債務者は、その所有名義の別紙目録の不動産について、譲渡、質権、抵当権、賃借権の設定その他一切の処分をしてはならない。

昭和三十二年九月二十七日

東京家庭裁判所家事審判部第六部

裁判官 村崎満

附加理由

財産分与の審判を本案とする仮処分事件の管轄裁判所は地方裁判所でないとしても、それがために直ちに家庭裁判所の管轄に属するとするに疑問がもたれるところである。蓋しその理由とするところは家庭裁判所は調停と審判について裁判権があるだけであつて、判決決定の裁判権はないというのがその一である。しかしながら民訴法上の仮処分事件が家庭裁判所にて取扱われるかということは、家庭裁判所でなされた調停、審判に対しての請求異議等の訴の管轄裁判所が何れかという問題と同様に、家事審判所から家庭裁判所に発展した際の立法の欠陥より生じたものであるけれども、法の欠陥のために地方裁判所にも又家庭裁判所にも訴求ができないと解することは正しい法の解釈ではない。この点民訴五四五条の請求異議の訴については第一審の受訴裁判所とは夙に家庭裁判所であると解されているところであるから、民訴七五七条の仮処分事件の本案裁判所についても殊更これと異る見解をとる必要はない。蓋し家庭裁判所もその職務内容には可成り行政的色彩を帯びてはいるが、最高裁判所所轄の下級裁判所であることに相違ないのであり、且その勤務の裁判官も地方、高等裁判所の裁判官と異るところがないのであるから、これらの事件が家庭裁判所裁判官によって処理されて何等国民の権利を侵害する等の不都合のないわけである。

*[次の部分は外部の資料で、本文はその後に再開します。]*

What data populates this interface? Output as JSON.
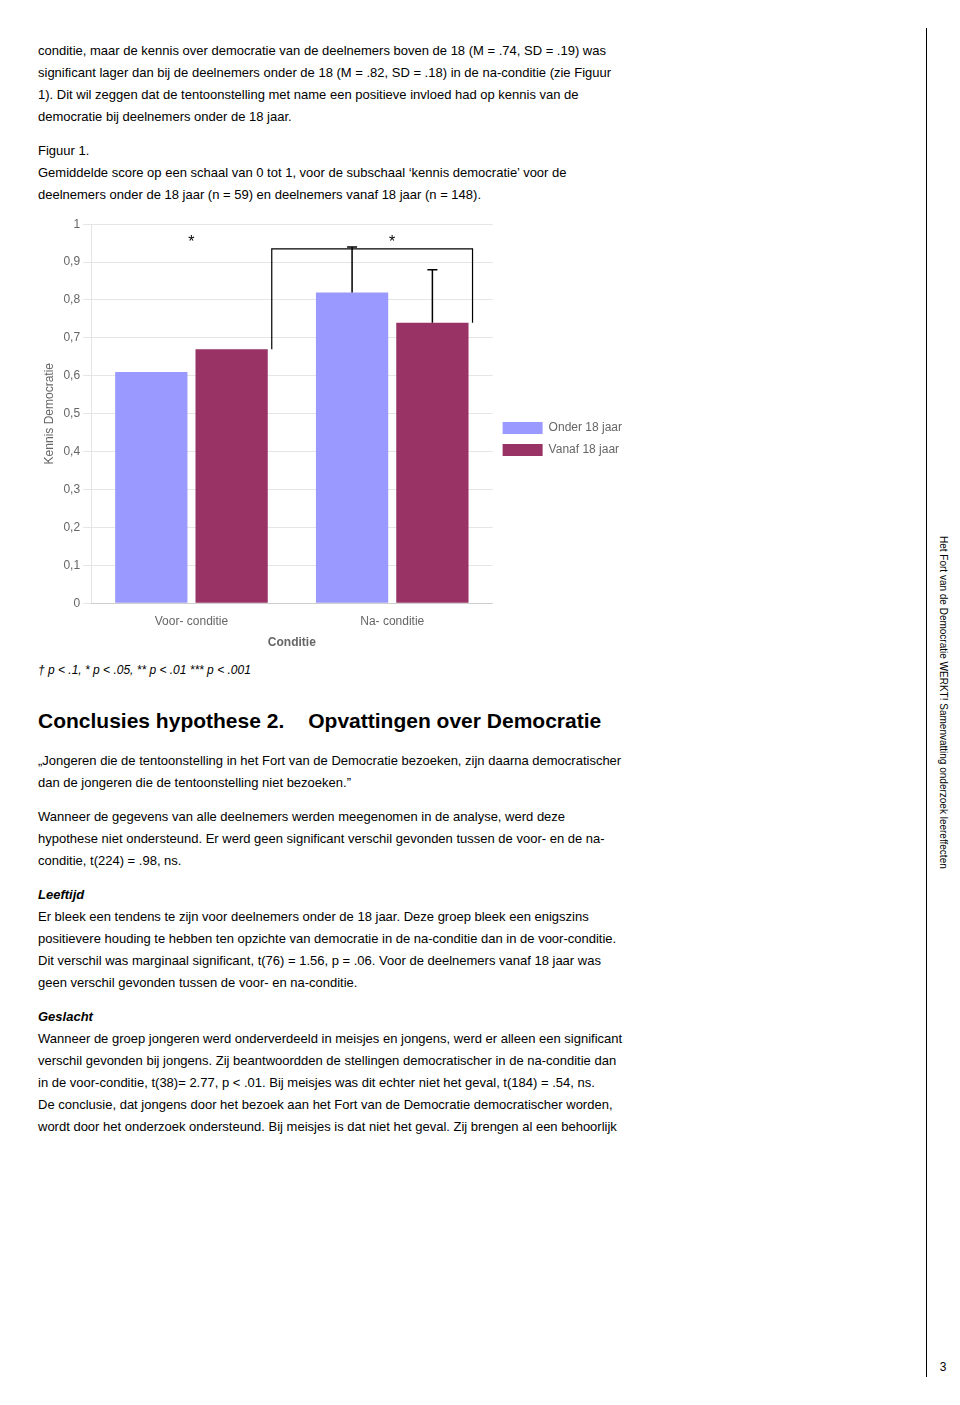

次に若し家庭裁判所にて民訴法上の仮処分がなされるとするときには、仮処分に対する異議は勿論のこと、仮処分自体も事情によっては慎重な判決手続で処理されるものであるのに対して、その本案裁判は簡易な審判手続でなされることになるから、それは本末顛倒の手続となるとも解されよう。しかしこの非難は常に判決手続は審判手続より慎重な手続であると考える点に誤がある。蓋し判決手続と審判手続の差は形式的には審理手続が公開されるか否かに在つて、その他弁論主義職権主義等若干の手続上の差があつても、それは何れも真実発見のための方法の差であつて本質的には何れも事実認定の上法を適用する裁判官の判断作用であつて、この間別段の差はないのである。のみならず、仮処分事件における事実認定はそれが判決手続でなされようが、決定手続によろうが、何れも疎明を以てたるに対して、審判事件の審理はそれ以上の証明を必要とする点からしても、却つて審判手続は仮処分判決手続以上の慎重な手続にて処理されるべきものであるから、右の非難はあたらない。

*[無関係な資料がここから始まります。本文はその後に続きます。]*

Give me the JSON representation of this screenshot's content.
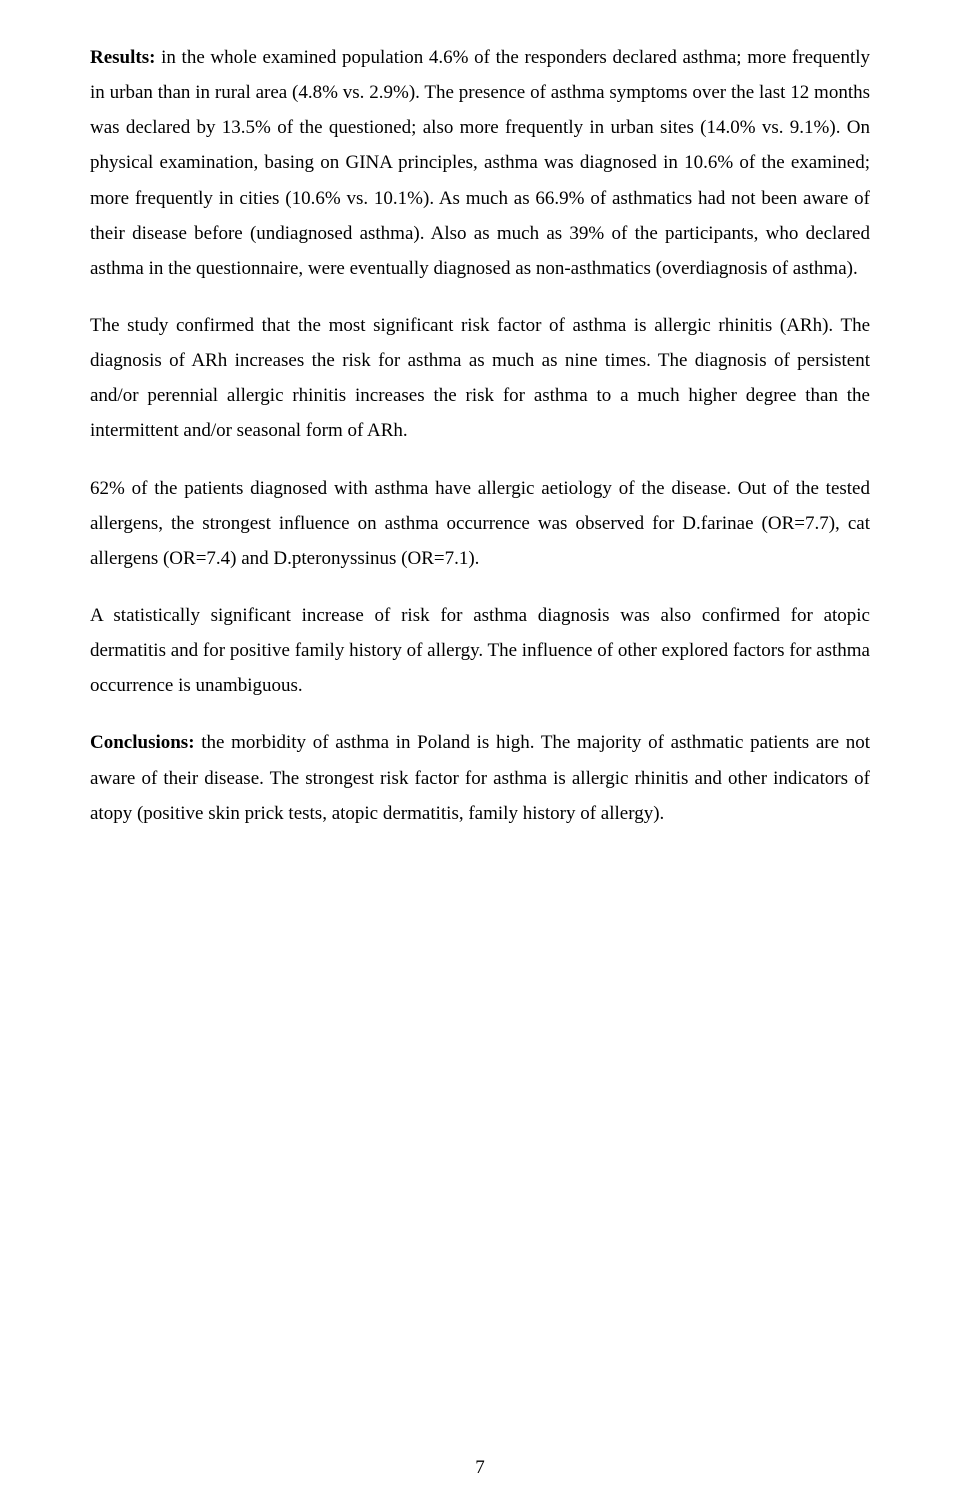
{
  "document": {
    "font_family": "Times New Roman",
    "body_font_size_pt": 12,
    "line_height": 1.85,
    "text_color": "#000000",
    "background_color": "#ffffff",
    "alignment": "justify",
    "page_number": "7",
    "paragraphs": [
      {
        "bold_lead": "Results:",
        "rest": " in the whole examined population 4.6% of the responders declared asthma; more frequently in urban than in rural area (4.8% vs. 2.9%). The presence of asthma symptoms over the last 12 months was declared by 13.5% of the questioned; also more frequently in urban sites (14.0% vs. 9.1%). On physical examination, basing on GINA principles, asthma was diagnosed in 10.6% of the examined; more frequently in cities (10.6% vs. 10.1%). As much as 66.9% of asthmatics had not been aware of their disease before (undiagnosed asthma). Also as much as 39% of the participants, who declared asthma in the questionnaire, were eventually diagnosed as non-asthmatics (overdiagnosis of asthma)."
      },
      {
        "bold_lead": "",
        "rest": "The study confirmed that the most significant risk factor of asthma is allergic rhinitis (ARh). The diagnosis of ARh increases the risk for asthma as much as nine times. The diagnosis of persistent and/or perennial allergic rhinitis increases the risk for asthma to a much higher degree than the intermittent and/or seasonal form of ARh."
      },
      {
        "bold_lead": "",
        "rest": "62% of the patients diagnosed with asthma have allergic aetiology of the disease. Out of the tested allergens, the strongest influence on asthma occurrence was observed for D.farinae (OR=7.7), cat allergens (OR=7.4) and D.pteronyssinus (OR=7.1)."
      },
      {
        "bold_lead": "",
        "rest": "A statistically significant increase of risk for asthma diagnosis was also confirmed for atopic dermatitis and for positive family history of allergy. The influence of other explored factors for asthma occurrence is unambiguous."
      },
      {
        "bold_lead": "Conclusions:",
        "rest": " the morbidity of asthma in Poland is high. The majority of asthmatic patients are not aware of their disease. The strongest risk factor for asthma is allergic rhinitis and other indicators of atopy (positive skin prick tests, atopic dermatitis, family history of allergy)."
      }
    ]
  }
}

更に又民訴の仮処分は判決を前提とするものであるから、財産分与の如く審判を本案とする事件では仮処分は許るされないとの法文の辞句にとらわれたる見解も考えられようがこれ亦それには左袒しがたい。蓋し判決とは形式的には口頭弁論を経たる裁判であり、実質的には権利関係存否を確定する裁判であるに対して、審判は非形式的な審理手続による裁判であり、実質的には権利関係を形成する裁判であるが、口頭弁論の存否とが、その裁判が権利関係の確認か形成かであるによって仮処分の許否を決定すべきとする見解は理由ない。